![L'amica Francesca, fuori sede e colma di nostalgia per la sua città, mi ha chiesto di pubblicare sul mio blog questo suo post e io lo faccio ben volentieri e vi consiglio, per leggerlo come merita, di copiaincollarlo. E' un autentico gioiello!!! L'amica Francesca, fuori sede e colma di nostalgia per la sua città, mi ha chiesto di pubblicare sul mio blog questo suo post e io lo faccio ben volentieri e vi consiglio, per leggerlo come merita, di copiaincollarlo.

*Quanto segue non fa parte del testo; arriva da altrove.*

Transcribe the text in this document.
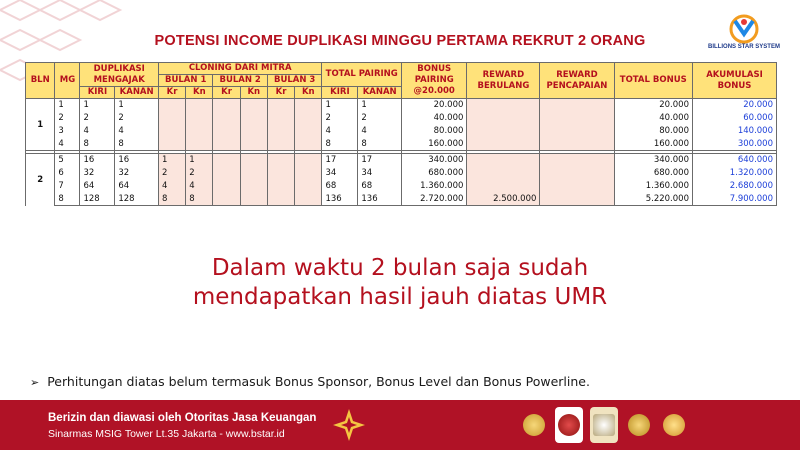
POTENSI INCOME DUPLIKASI MINGGU PERTAMA REKRUT 2 ORANG	BILLIONS STAR SYSTEM
BLN	MG	DUPLIKASI MENGAJAK		CLONING DARI MITRA						TOTAL PAIRING		BONUS PAIRING @20.000	REWARD BERULANG	REWARD PENCAPAIAN	TOTAL BONUS	AKUMULASI BONUS
				BULAN 1		BULAN 2		BULAN 3								
		KIRI	KANAN	Kr	Kn	Kr	Kn	Kr	Kn	KIRI	KANAN					
1	1	1	1							1	1	20.000			20.000	20.000
	2	2	2							2	2	40.000			40.000	60.000
	3	4	4							4	4	80.000			80.000	140.000
	4	8	8							8	8	160.000			160.000	300.000

2	5	16	16	1	1					17	17	340.000			340.000	640.000
	6	32	32	2	2					34	34	680.000			680.000	1.320.000
	7	64	64	4	4					68	68	1.360.000			1.360.000	2.680.000
	8	128	128	8	8					136	136	2.720.000	2.500.000		5.220.000	7.900.000
Dalam waktu 2 bulan saja sudah
mendapatkan hasil jauh diatas UMR
➢ Perhitungan diatas belum termasuk Bonus Sponsor, Bonus Level dan Bonus Powerline.
Berizin dan diawasi oleh Otoritas Jasa Keuangan
Sinarmas MSIG Tower Lt.35 Jakarta - www.bstar.id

E' un autentico gioiello!!!](http://m2.paperblog.com/i/72/722261/lamica-francesca-fuori-sede-e-colma-di-nostal-L-18NhaD.jpeg)

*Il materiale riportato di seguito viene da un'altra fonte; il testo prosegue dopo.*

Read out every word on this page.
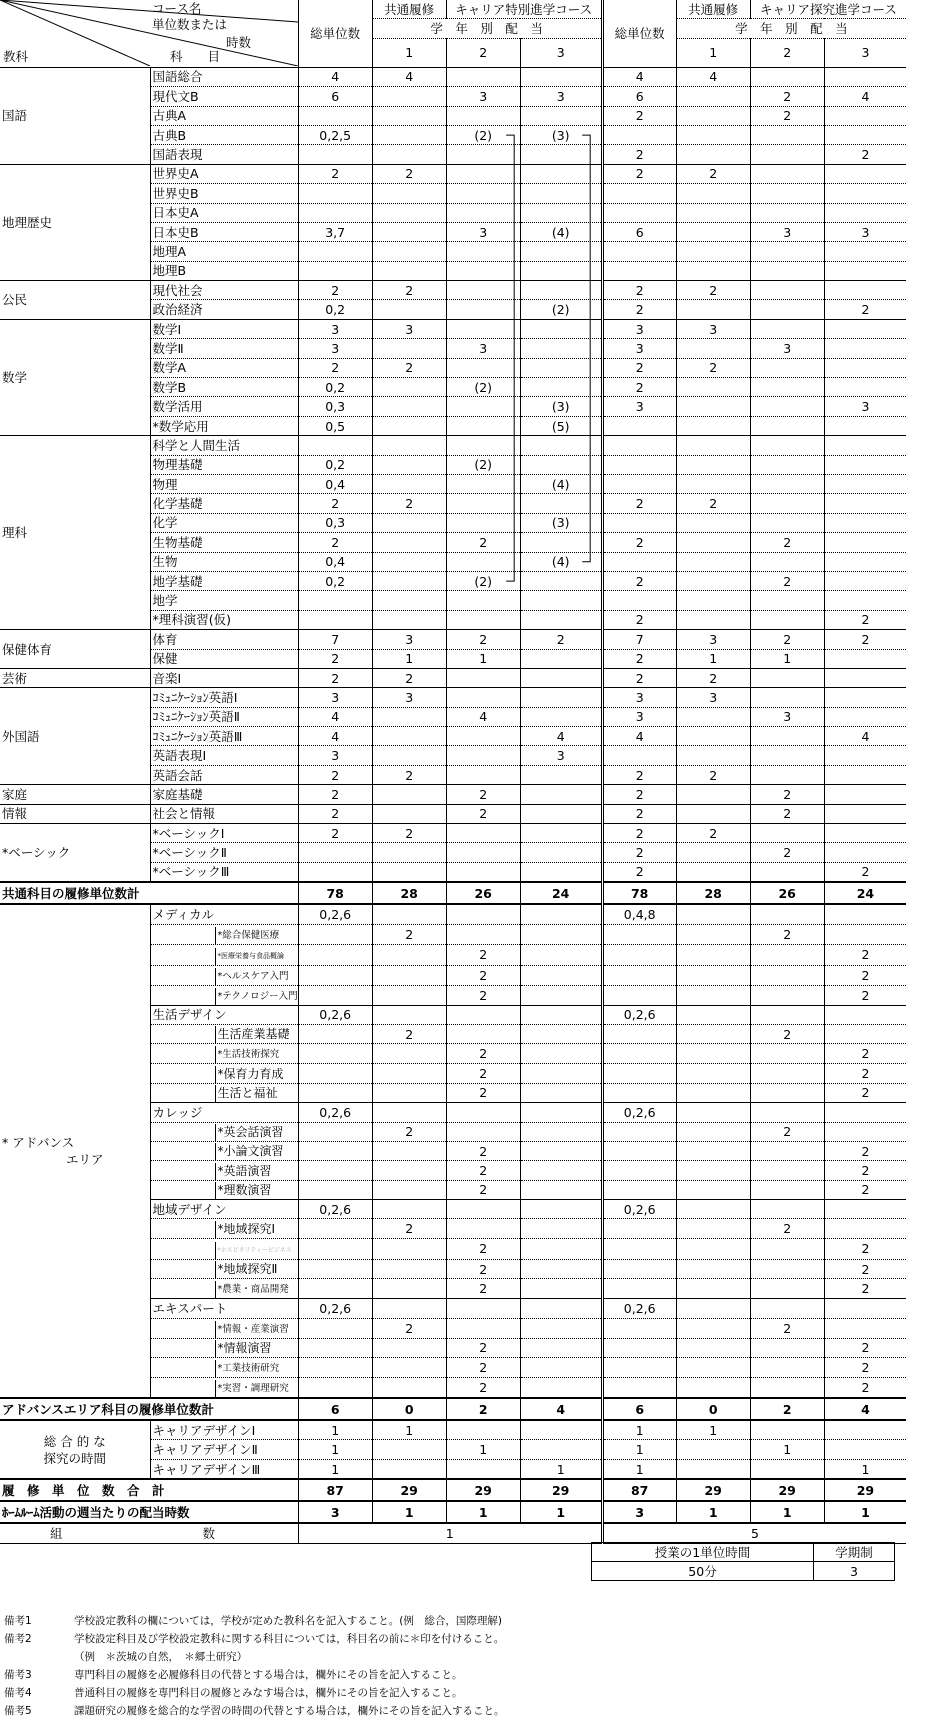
コース名
単位数または
時数
教科 科　　目		総単位数	共通履修	キャリア特別進学コース		総単位数	共通履修	キャリア探究進学コース	
			学　年　別　配　当				学　年　別　配　当		
			1	2	3		1	2	3
国語	国語総合	4	4			4	4		
	現代文B	6		3	3	6		2	4
	古典A					2		2	
	古典B	0,2,5		(2)	(3)				
	国語表現					2			2
地理歴史	世界史A	2	2			2	2		
	世界史B								
	日本史A								
	日本史B	3,7		3	(4)	6		3	3
	地理A								
	地理B								
公民	現代社会	2	2			2	2		
	政治経済	0,2			(2)	2			2
数学	数学Ⅰ	3	3			3	3		
	数学Ⅱ	3		3		3		3	
	数学A	2	2			2	2		
	数学B	0,2		(2)		2			
	数学活用	0,3			(3)	3			3
	*数学応用	0,5			(5)				
理科	科学と人間生活								
	物理基礎	0,2		(2)					
	物理	0,4			(4)				
	化学基礎	2	2			2	2		
	化学	0,3			(3)				
	生物基礎	2		2		2		2	
	生物	0,4			(4)				
	地学基礎	0,2		(2)		2		2	
	地学								
	*理科演習(仮)					2			2
保健体育	体育	7	3	2	2	7	3	2	2
	保健	2	1	1		2	1	1	
芸術	音楽Ⅰ	2	2			2	2		
外国語	ｺﾐｭﾆｹｰｼｮﾝ英語Ⅰ	3	3			3	3		
	ｺﾐｭﾆｹｰｼｮﾝ英語Ⅱ	4		4		3		3	
	ｺﾐｭﾆｹｰｼｮﾝ英語Ⅲ	4			4	4			4
	英語表現Ⅰ	3			3				
	英語会話	2	2			2	2		
家庭	家庭基礎	2		2		2		2	
情報	社会と情報	2		2		2		2	
*ベーシック	*ベーシックⅠ	2	2			2	2		
	*ベーシックⅡ					2		2	
	*ベーシックⅢ					2			2
共通科目の履修単位数計		78	28	26	24	78	28	26	24
* アドバンス
エリア	メディカル	0,2,6				0,4,8			
	*総合保健医療		2					2	
	*医療栄養与食品概論			2					2
	*ヘルスケア入門			2					2
	*テクノロジー入門			2					2
	生活デザイン	0,2,6				0,2,6			
	生活産業基礎		2					2	
	*生活技術探究			2					2
	*保育力育成			2					2
	生活と福祉			2					2
	カレッジ	0,2,6				0,2,6			
	*英会話演習		2					2	
	*小論文演習			2					2
	*英語演習			2					2
	*理数演習			2					2
	地域デザイン	0,2,6				0,2,6			
	*地域探究Ⅰ		2					2	
	*ホスピタリティービジネス			2					2
	*地域探究Ⅱ			2					2
	*農業・商品開発			2					2
	エキスパート	0,2,6				0,2,6			
	*情報・産業演習		2					2	
	*情報演習			2					2
	*工業技術研究			2					2
	*実習・調理研究			2					2
アドバンスエリア科目の履修単位数計		6	0	2	4	6	0	2	4
総 合 的 な
探究の時間	キャリアデザインⅠ	1	1			1	1		
	キャリアデザインⅡ	1		1		1		1	
	キャリアデザインⅢ	1			1	1			1
履　修　単　位　数　合　計		87	29	29	29	87	29	29	29
ﾎｰﾑﾙｰﾑ活動の週当たりの配当時数		3	1	1	1	3	1	1	1
組 数		1				5			
授業の1単位時間	学期制
50分	3
備考1	学校設定教科の欄については，学校が定めた教科名を記入すること。(例　総合，国際理解)
備考2	学校設定科目及び学校設定教科に関する科目については，科目名の前に＊印を付けること。
（例　＊茨城の自然，　＊郷土研究）
備考3	専門科目の履修を必履修科目の代替とする場合は，欄外にその旨を記入すること。
備考4	普通科目の履修を専門科目の履修とみなす場合は，欄外にその旨を記入すること。
備考5	課題研究の履修を総合的な学習の時間の代替とする場合は，欄外にその旨を記入すること。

Non voglio dedicare una specie di guida sulle bellezze della mia città, ma parlare di alcune cose che mi piacciono e di altre che mi piacciono meno.
1. affetto e delusione
Non è facile parlare della propria città, sia essa la piccola Padova o la New York di Woody Allen. I sentimenti o risentimenti che accompagnano il nostro rapporto con essa, sonoin grandissima parte intrecciati con slanci d'affetto. Tanto che a volte ne parliamo come si fa di una parente vicina, di cui si esalta la prodigalità mentre se ne criticano gli impegni non mantenuti, le decisioni prese senza consultazione alcuna con chi di dovere: una specie di matrigna indifferente al dolore che provoca. Perché questa città, la nostra città,
è venuta meno alla tacita promessa che ci aveva fatto a suo tempo: quella di non cambiare mai. Perché ci si invaghisce di certi aspetti, ci si affeziona a luoghi, case che conosciamo da sempre e che da un giorno all'altro non ritroviamo più. Chi ricorda ancora l'albergo Storione, con le sue luci e suoi specchi? O il quartiere medievale di S. Lucia“sacrificato per far posto all'imponente ma irrisolta Piazza Insurrezione (ai miei tempi si chiamava Piazza Spalato)? Qualcun altro potrebbe ritornare dopo vari anni e voler ridare un'occhiata a quella stradina centrale che costeggia il fiume, attraversato da vari ponticelli spesso trasformati in case, tutti decorati con fiori. Avrà un bel cercare: non la troverà.
In tutta la zona il fiume è stato interrato, via i ponticelli, la strada ampia come un'autostrada per lo scorrimento veloce delle auto impazienti. Che bisogno c'era di distruggere in modo così selvaggio l'intera zona di una città cambiandone le caratteristiche e le peculiarità?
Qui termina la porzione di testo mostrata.